A hundred years ago this month, there might not have been a spy behind every tree. But there very well could have been German spies using those trees to conceal secret antennas, and the editors of Electrical Experimenter, in the September 1917 issue, were doing their public duty to warn Americans of the potential threat. Some possible secret spy antennas are shown here, along with the warning:
In preparing this article we have endeavored to show the unsuspecting
public how an enemy agent may either send or receive radio messages
by means of the most innocent appearing objects.The Editors thought it best to give the article wide publicity, in order
that patriotic citizens may the better apprehend possible spies, who might be using secret aerials of the types illustrated.The article is intended for public enlightenment, as well as for the
country’s safety.
According to the article, there could be a spy cleverly using your shade tree as an antenna, and it was a good idea to go out and check: “Have you examined your shade trees closely this summer? Don’t be surprised if you find a wire cleverly painted to match the bark on the tree and leading up to the various branches. It is readily possible for a persistent member of the enemy espionage squad to thus rig up a tree areial, and it is not necessary to travel very far to find a sufficiently large tree, which would serve as a framework for several hundred feet of insulated wire.”

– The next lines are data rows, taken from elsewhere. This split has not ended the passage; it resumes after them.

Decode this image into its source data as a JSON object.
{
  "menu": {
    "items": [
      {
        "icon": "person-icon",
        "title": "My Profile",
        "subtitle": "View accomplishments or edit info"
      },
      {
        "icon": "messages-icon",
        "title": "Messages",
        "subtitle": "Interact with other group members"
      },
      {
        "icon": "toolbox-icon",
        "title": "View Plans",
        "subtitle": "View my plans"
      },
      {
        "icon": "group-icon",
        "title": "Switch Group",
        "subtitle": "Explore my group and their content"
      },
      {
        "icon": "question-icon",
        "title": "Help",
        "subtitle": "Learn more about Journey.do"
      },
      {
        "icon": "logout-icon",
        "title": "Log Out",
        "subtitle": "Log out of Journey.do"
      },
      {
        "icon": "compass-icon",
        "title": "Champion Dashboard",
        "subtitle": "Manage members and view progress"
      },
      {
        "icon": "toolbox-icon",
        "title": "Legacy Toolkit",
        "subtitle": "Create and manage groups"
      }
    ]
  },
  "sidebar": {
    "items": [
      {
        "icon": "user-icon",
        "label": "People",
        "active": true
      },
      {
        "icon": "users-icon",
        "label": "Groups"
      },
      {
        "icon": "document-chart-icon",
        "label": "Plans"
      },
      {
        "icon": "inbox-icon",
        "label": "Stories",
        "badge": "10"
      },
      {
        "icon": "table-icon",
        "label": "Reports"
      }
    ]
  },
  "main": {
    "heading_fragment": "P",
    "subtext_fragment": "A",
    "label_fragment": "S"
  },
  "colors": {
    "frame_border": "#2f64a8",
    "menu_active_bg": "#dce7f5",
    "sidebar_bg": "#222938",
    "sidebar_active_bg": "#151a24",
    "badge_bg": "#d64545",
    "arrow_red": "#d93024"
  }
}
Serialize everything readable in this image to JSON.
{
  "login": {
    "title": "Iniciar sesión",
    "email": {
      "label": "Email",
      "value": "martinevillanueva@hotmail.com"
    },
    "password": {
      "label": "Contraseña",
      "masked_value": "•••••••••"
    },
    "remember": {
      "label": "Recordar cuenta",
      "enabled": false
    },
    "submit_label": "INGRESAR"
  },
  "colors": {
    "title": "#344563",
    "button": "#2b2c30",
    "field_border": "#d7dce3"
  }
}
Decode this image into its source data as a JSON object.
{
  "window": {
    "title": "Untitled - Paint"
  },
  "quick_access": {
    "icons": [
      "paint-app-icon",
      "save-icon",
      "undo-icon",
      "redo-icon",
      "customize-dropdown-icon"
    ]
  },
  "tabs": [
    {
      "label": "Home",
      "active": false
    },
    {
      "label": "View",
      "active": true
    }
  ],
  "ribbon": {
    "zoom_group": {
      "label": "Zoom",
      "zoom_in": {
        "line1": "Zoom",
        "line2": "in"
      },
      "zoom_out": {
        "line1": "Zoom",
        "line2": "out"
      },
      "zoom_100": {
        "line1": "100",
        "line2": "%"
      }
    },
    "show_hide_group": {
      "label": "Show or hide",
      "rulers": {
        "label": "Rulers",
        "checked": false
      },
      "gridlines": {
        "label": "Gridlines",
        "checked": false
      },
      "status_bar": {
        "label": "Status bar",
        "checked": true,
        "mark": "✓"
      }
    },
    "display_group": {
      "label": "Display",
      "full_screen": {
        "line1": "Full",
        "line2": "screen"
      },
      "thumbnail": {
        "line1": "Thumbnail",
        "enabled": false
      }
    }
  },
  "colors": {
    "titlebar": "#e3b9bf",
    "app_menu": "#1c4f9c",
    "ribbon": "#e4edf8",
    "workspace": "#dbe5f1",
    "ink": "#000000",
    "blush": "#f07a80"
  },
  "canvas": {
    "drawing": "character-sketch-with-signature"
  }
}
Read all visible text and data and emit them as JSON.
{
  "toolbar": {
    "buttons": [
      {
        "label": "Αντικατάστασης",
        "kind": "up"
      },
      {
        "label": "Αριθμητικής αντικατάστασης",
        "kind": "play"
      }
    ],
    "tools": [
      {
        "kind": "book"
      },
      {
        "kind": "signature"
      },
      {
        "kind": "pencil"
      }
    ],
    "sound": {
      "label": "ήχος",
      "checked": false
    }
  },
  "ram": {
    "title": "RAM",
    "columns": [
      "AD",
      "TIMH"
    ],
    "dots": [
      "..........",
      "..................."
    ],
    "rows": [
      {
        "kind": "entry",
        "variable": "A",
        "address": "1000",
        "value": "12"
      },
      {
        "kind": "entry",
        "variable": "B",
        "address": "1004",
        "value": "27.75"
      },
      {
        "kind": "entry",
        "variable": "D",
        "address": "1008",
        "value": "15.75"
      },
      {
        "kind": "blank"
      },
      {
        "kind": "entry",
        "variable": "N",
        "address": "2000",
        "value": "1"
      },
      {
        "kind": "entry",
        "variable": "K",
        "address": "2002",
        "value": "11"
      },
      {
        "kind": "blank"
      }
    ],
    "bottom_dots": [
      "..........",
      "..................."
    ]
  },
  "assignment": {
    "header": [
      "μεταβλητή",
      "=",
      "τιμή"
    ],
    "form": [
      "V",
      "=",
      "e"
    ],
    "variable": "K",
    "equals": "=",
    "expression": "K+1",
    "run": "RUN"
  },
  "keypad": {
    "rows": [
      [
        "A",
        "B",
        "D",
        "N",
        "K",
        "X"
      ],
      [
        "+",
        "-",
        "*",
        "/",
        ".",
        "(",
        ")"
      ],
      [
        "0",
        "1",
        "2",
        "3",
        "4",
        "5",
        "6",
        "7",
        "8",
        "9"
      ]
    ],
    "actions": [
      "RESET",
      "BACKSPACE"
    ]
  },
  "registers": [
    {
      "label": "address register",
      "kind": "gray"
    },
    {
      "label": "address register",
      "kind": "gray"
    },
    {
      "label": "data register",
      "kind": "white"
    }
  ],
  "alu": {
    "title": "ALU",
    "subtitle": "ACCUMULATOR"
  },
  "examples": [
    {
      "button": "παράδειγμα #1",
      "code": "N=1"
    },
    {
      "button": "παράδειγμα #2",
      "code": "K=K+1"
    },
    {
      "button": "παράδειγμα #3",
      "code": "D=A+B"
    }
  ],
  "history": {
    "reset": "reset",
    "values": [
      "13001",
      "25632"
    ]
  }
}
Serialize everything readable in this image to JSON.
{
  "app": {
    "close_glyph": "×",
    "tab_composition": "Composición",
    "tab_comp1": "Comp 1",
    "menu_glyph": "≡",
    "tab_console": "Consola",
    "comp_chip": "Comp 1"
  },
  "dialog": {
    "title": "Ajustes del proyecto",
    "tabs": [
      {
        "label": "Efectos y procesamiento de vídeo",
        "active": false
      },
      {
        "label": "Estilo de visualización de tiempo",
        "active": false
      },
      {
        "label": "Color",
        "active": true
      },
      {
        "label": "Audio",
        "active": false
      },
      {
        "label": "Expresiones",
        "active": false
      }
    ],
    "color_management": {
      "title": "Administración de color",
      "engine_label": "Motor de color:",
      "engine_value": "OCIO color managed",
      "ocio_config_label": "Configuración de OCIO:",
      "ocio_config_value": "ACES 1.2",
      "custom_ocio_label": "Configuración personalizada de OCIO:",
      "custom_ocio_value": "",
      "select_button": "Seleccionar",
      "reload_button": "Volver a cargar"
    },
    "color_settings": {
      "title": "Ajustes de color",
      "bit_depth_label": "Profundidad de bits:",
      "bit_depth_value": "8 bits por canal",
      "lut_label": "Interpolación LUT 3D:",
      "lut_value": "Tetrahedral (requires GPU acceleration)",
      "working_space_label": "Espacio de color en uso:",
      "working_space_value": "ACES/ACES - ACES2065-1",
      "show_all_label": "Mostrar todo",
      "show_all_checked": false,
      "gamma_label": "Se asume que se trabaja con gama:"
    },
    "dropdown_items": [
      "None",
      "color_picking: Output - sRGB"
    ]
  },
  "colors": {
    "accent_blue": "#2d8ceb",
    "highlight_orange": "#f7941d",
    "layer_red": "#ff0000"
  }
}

A similar warning was warranted for those hanging their laundry out to dry: “If you live in the city (or even in the country) and have occasion to use a metal clothes-line of any appreciable size, it might pay you to closely scrutinize the supporting framework to see whether or not some alien enemy has been at work in an effort to use it for wireless communication purposes.”
These spy antennas could be anywhere, as shown in the illustration above.
Elsewhere in the same issue is the report of the U.S. Government blowing up the wireless tower at Shoreham, Long Island, erected at the cost of $200,000 by Nikola Tesla some twenty years earlier. The structure was no longer in use, but “during the past month several strangers had been seen lurking about the place.” Those lurking strangers could very well have been German spies, hanging around the 185 foot tower to use it as an antenna to contact Germany. Therefore, the Government blew it up.
The more things change the more they stay the same?